Our method of tracking the vertical lip motion is based on the 1D optical flow along a vertical intensity profile through the center of the lip images. For robustness to noise, we average over five adjacent vertical profiles through the center of each lip image, with averaging weights of 1,4,6,4,1. An example of an extracted lip profile vs. time is shown in Figure 12, where time runs along the horizontal axis. The wavy dark trail which runs approximately through the middle from left to right corresponds to the opening between the upper and lower lip.
Figure 12: Example of extracted profile over 200 frames.
Before calculating the optical flow, the profile image is blurred with a gauss3 kernel, thereby we obtain a certain degree of spatial as well as temporal smoothing. We then apply Equation (15) on a two frame basis. In order to obtain more reliable flow estimates we calculate the partial derivatives of the image intensity as average values in small 5-pixel windows. Furthermore we iterate the equation up to 5 times which gives us an accuracy of more than 0.1 pixels.
In Figure 13 we show an example of optical flow calculated for a small number of vertical profiles (200 frames). In this figure the directions of the flow vectors are represented by curve segments.
Figure 13: An example of optical flow calculated over a sequence of 200 frames.

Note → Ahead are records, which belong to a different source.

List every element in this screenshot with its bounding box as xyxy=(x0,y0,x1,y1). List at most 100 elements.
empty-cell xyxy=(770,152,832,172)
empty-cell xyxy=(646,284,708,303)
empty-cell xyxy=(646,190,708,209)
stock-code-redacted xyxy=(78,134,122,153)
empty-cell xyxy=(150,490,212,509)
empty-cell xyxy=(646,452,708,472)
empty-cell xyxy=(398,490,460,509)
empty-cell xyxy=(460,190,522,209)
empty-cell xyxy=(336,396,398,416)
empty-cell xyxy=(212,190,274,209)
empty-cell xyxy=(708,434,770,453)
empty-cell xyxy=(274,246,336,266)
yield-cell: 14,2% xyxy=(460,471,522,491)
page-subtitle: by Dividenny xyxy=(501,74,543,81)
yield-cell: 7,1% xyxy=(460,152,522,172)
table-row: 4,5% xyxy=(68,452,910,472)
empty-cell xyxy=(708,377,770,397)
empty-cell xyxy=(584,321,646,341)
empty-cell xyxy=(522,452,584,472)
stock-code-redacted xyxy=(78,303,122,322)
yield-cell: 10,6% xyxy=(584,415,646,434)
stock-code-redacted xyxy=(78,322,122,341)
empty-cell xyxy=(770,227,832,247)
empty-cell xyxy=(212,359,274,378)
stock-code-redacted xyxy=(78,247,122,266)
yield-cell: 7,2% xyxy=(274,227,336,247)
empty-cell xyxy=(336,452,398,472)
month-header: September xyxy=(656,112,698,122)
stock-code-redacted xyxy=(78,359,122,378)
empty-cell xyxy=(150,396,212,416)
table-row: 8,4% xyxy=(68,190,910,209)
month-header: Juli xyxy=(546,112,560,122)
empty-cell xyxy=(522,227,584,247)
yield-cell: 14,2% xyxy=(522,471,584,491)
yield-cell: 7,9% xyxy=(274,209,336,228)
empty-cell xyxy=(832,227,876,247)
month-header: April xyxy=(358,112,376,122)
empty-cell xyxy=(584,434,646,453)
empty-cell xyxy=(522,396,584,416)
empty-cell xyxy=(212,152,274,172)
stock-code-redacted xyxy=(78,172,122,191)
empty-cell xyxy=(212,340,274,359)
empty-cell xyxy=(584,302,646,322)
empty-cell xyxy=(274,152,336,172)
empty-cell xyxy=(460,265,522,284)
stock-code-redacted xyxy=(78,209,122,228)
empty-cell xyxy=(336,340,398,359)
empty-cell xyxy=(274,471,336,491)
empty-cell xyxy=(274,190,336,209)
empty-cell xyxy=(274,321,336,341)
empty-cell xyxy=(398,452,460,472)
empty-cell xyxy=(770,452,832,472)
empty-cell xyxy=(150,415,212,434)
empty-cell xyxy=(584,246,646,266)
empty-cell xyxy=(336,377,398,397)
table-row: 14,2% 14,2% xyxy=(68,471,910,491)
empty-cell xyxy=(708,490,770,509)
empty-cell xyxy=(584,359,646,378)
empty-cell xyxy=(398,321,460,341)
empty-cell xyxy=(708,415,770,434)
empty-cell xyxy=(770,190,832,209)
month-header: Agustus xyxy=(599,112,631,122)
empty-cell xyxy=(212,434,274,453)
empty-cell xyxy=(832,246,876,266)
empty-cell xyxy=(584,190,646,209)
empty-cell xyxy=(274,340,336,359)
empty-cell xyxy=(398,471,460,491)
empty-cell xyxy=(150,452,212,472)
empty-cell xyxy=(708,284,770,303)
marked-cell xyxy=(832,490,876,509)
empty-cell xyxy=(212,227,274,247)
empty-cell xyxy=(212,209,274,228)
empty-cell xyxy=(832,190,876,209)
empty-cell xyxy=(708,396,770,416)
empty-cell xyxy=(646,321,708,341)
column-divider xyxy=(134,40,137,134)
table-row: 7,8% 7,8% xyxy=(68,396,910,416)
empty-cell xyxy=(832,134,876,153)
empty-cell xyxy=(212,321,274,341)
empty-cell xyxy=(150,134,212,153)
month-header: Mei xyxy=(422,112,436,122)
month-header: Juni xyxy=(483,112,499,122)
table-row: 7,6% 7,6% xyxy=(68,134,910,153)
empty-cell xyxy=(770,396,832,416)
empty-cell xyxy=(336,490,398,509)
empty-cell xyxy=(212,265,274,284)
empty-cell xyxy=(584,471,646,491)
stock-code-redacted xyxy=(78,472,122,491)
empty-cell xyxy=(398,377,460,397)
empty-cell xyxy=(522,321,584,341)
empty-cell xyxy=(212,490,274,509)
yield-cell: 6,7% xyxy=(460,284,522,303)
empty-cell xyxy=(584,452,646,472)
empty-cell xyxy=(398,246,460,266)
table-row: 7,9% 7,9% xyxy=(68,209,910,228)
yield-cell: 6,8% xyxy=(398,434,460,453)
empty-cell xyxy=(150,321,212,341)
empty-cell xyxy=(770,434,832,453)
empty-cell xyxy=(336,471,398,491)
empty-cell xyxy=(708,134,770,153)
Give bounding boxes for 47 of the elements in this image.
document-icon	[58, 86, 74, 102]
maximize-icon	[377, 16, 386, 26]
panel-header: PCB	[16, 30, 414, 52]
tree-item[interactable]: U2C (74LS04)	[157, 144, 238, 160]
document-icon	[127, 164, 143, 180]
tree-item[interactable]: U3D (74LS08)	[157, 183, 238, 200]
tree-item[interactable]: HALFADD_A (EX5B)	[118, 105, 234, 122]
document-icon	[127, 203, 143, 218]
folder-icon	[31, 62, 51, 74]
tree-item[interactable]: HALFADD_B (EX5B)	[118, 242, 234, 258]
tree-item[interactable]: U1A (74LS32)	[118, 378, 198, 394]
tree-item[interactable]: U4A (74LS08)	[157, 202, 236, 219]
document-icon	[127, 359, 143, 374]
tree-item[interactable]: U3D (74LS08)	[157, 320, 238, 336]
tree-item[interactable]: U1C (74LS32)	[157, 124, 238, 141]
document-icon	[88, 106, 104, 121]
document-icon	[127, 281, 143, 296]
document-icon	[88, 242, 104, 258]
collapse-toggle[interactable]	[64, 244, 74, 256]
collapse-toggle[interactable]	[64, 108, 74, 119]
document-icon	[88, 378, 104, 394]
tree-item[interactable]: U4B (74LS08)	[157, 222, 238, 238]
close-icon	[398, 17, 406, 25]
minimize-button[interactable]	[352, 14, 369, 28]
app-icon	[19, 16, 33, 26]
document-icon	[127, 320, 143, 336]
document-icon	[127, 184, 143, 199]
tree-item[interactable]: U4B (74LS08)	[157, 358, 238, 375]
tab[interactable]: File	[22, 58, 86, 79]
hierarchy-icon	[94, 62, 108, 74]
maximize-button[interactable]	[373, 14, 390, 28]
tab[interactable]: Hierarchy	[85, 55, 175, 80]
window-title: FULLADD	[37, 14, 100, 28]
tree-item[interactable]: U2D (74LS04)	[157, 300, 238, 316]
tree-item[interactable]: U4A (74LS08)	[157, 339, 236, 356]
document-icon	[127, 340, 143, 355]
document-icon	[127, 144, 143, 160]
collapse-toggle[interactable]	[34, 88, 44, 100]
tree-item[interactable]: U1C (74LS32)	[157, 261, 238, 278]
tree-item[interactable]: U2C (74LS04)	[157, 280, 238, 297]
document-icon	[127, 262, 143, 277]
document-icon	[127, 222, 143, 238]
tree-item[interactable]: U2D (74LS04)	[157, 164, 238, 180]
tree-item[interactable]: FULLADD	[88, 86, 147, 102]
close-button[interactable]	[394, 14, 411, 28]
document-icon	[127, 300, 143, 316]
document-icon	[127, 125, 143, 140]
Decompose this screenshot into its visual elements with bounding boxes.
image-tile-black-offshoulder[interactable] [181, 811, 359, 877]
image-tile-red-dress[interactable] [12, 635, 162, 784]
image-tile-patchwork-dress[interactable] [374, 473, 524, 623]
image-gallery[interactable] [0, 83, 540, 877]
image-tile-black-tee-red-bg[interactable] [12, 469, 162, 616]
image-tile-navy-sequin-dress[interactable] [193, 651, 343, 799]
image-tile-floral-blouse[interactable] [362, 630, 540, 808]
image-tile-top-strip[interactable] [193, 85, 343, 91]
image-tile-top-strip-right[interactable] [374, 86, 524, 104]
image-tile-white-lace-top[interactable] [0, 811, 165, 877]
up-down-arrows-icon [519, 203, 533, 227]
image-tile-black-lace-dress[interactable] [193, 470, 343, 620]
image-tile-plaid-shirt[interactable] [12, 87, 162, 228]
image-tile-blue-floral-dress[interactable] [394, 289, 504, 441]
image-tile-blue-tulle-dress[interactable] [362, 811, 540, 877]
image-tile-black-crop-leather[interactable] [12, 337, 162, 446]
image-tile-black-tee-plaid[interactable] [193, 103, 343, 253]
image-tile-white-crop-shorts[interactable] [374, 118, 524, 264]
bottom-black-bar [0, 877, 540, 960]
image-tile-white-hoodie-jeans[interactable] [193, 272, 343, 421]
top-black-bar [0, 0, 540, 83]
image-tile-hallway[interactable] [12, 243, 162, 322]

The next step consists in concentrating the optical flow information so that only two main movements - one for the upper and one for the lower lip - have to be considered in the recognition phase. We found out, that the darkest point of a profile tends to correspond to a position between the lips. Therefore we can assume that the part above the minimum of each profile belongs to the upper lip and the lower part belongs to the lower lip. This allows us to place two windows on the profile in which we integrate the flow data in order to obtain the desired waveforms that accurately represent the lip motion.